The latest sanctions package includes restrictions on 105 additional vessels involved in transporting Russian crude oil through the so-called shadow fleet. This takes the total number of sanctioned vessels to 444, all of which will face a port access ban and prohibition on receiving maritime-related services.
“We are standing firm. The EU just approved one of its strongest sanctions package against Russia to date. We’re cutting the Kremlin’s war budget further, going after 105 more shadow fleet ships, their enablers, and limiting Russian banks’ access to funding. For the first time, we’re designating a flag registry and the biggest Rosneft refinery in India,” said Kaja Kallas, EU High Representative for Foreign Affairs and Security Policy, on X.
The Council of the European Union said in its statement, “Full-fledged sanctions (asset freezes, travel bans, bans on providing resources) target Russian and international companies managing shadow fleet vessels, traders of Russian crude oil and a major customer of the shadow fleet – a refinery in India with Rosneft as its main shareholder.”
The move is expected to impact Rosneft’s export operations and possibly its shareholding in Nayara Energy. In March 2025, The Economic Times had reported that Rosneft, which holds a 49.13 per cent stake in Nayara, was exploring options to exit the Indian venture due to its inability to repatriate earnings amid existing sanctions.
“With today’s package, the EU is curtailing Russia’s energy revenues through a number of different measures. The EU is lowering the price cap for crude oil from USD 60 to USD 47.6 per barrel, to align it with current global oil prices and is introducing an automatic and dynamic mechanism to modify the oil price cap and ensure that this price cap is effective. Oil exports still represent one third of the Russian government’s revenues,” the EU Council said.
India imported around 1.75 million barrels per day (bpd) of discounted Russian crude in the first half of 2025, accounting for 35 per cent of the country’s total imports. In June 2025 alone, Russian imports surged to 2 million bpd, while imports from the Middle East declined.

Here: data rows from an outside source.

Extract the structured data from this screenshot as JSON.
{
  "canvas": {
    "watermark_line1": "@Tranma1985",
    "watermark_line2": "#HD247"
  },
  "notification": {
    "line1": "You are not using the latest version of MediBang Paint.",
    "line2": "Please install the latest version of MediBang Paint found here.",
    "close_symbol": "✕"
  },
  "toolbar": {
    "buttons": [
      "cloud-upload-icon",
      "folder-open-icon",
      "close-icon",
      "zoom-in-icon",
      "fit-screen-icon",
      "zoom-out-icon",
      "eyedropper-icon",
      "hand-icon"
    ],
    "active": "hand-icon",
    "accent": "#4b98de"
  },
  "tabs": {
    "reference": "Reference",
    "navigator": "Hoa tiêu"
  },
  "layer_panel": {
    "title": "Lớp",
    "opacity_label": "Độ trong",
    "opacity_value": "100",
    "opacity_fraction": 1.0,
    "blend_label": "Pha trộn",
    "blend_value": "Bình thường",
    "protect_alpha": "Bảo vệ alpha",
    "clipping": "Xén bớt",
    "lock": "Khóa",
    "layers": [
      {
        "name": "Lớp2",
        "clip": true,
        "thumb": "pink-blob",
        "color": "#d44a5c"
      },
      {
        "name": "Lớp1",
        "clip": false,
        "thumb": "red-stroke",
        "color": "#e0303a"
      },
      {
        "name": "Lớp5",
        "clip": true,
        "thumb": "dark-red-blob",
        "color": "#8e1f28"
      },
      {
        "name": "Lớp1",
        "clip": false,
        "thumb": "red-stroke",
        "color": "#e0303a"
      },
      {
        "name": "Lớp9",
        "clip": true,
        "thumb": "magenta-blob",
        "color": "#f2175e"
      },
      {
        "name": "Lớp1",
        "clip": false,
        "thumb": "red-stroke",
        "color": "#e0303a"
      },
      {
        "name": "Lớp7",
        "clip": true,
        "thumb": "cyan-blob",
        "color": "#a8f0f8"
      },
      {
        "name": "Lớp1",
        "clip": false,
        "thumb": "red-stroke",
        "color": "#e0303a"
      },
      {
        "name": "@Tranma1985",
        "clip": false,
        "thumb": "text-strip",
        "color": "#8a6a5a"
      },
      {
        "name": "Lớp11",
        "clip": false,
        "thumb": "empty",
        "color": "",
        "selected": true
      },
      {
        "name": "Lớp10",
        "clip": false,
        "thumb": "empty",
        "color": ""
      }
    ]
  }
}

“The EU’s move to sanction a Rosneft-linked refinery in India—a key crude-supply hub for IOCL and BPCL—is a strategic jolt for the domestic downstream sector,” said Anirudh Garg, Partner and Fund Manager at INVasset.
“Even though the measure targets a single facility, it may trigger ripple effects—restricting access to Russian crude via banking channels, shipping insurance, or logistical bottlenecks. That would undercut the premium discount India’s refiners currently enjoy and strain refining margins,” he added.
Garg said IOCL and BPCL, which refinanced over a third of their crude requirement from Russia, may face incremental costs if they have to substitute Russian barrels with costlier alternatives from the Middle East or the US.
“With earnings season around the corner, investor sentiment may turn cautious until clarity emerges on policy support, sanction waivers, or alternative supply routes. For now, this sanction is a downside risk—firm but containable, provided mitigating measures follow swiftly,” Garg said.